According to the Off-Road Hall of Fame, Stroppe was a designer and racer who teamed up with Jones to win eight major races along with the U.S.A.C. Championship’s for the Lincoln-Mercury Division. After that string of triumphs, they formed the team that drove Big Oly to victory in the 1971 Baja 1000, 1972 Baja 1000, 1973 Baja 500 and 1973 Mint 400. Apparently, at first Jones was reluctant to race the Baja, so Stroppe intentionally provoked him by telling a mutual friend that “Jones wasn’t man enough for off-road racing.” The gambit worked; Jones wasn’t going to let that slide and his imagination was sparked to build the vehicle that smashed records its first time out.
The “world’s most famous” Bronco is 154 inches long and 72 inches wide with a chrome moly tubing space frame. The lightweight-yet-beefy body is made of fiberglass with aluminum panels, designed to withstand the pounding endurance races for which it was conceived. Under the hood, a 390-horsepower Ford Windsor V8 provides the power, mated to a modified Ford C6 hydro transmission. Ninety-one octane is required, and two 22-gallon tanks run Big Oly for much longer than a stock Bronco. One of the many stickers festooned on Big Oly reads “I got my ‘Stones from Parnelli Jones” as a nod to the Firestone White-letter off-road tires.
“It was an honor for the Mecum family to sell Big Oly for Parnelli Jones here in Indy,” says Frank Mecum, the Vice President of Consignments for Mecum Auctions. “The winning bidder now owns a historic Baja champion purchased from one of the greatest racers of all time and the moment will forever remain part of Mecum Auctions history.”

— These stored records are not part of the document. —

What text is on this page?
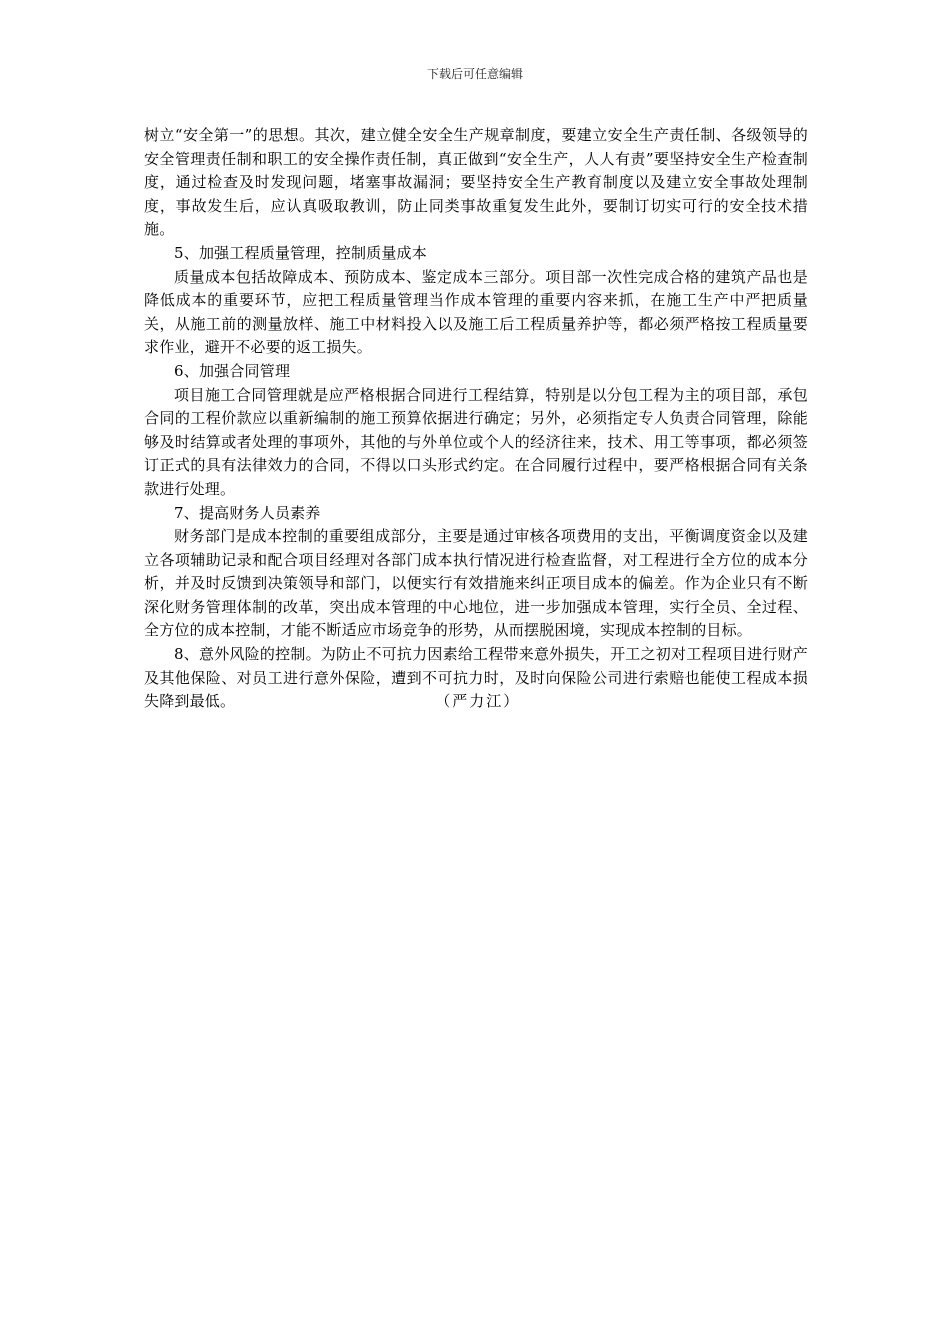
下载后可任意编辑

树立“安全第一”的思想。其次，建立健全安全生产规章制度，要建立安全生产责任制、各级领导的安全管理责任制和职工的安全操作责任制，真正做到“安全生产，人人有责”要坚持安全生产检查制度，通过检查及时发现问题，堵塞事故漏洞；要坚持安全生产教育制度以及建立安全事故处理制度，事故发生后，应认真吸取教训，防止同类事故重复发生此外，要制订切实可行的安全技术措施。

5、加强工程质量管理，控制质量成本

质量成本包括故障成本、预防成本、鉴定成本三部分。项目部一次性完成合格的建筑产品也是降低成本的重要环节，应把工程质量管理当作成本管理的重要内容来抓，在施工生产中严把质量关，从施工前的测量放样、施工中材料投入以及施工后工程质量养护等，都必须严格按工程质量要求作业，避开不必要的返工损失。

6、加强合同管理

项目施工合同管理就是应严格根据合同进行工程结算，特别是以分包工程为主的项目部，承包合同的工程价款应以重新编制的施工预算依据进行确定；另外，必须指定专人负责合同管理，除能够及时结算或者处理的事项外，其他的与外单位或个人的经济往来，技术、用工等事项，都必须签订正式的具有法律效力的合同，不得以口头形式约定。在合同履行过程中，要严格根据合同有关条款进行处理。

7、提高财务人员素养

财务部门是成本控制的重要组成部分，主要是通过审核各项费用的支出，平衡调度资金以及建立各项辅助记录和配合项目经理对各部门成本执行情况进行检查监督，对工程进行全方位的成本分析，并及时反馈到决策领导和部门，以便实行有效措施来纠正项目成本的偏差。作为企业只有不断深化财务管理体制的改革，突出成本管理的中心地位，进一步加强成本管理，实行全员、全过程、全方位的成本控制，才能不断适应市场竞争的形势，从而摆脱困境，实现成本控制的目标。

8、意外风险的控制。为防止不可抗力因素给工程带来意外损失，开工之初对工程项目进行财产及其他保险、对员工进行意外保险，遭到不可抗力时，及时向保险公司进行索赔也能使工程成本损失降到最低。	（严力江）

The hammer price was $1.7 million and the buyer’s fee increased the total sale to $1.87 million. For that price, I have a feeling this vehicle is headed for a museum or display where it can be maintained and admired. Or, at least, I hope so. For decades, it has been in Jones’ possession, and the now-87-year-old racing veteran was in the front row to watch the auctioneers do their thing yesterday. I’m sure a lot of memories were flashing through his mind and the sale was bittersweet.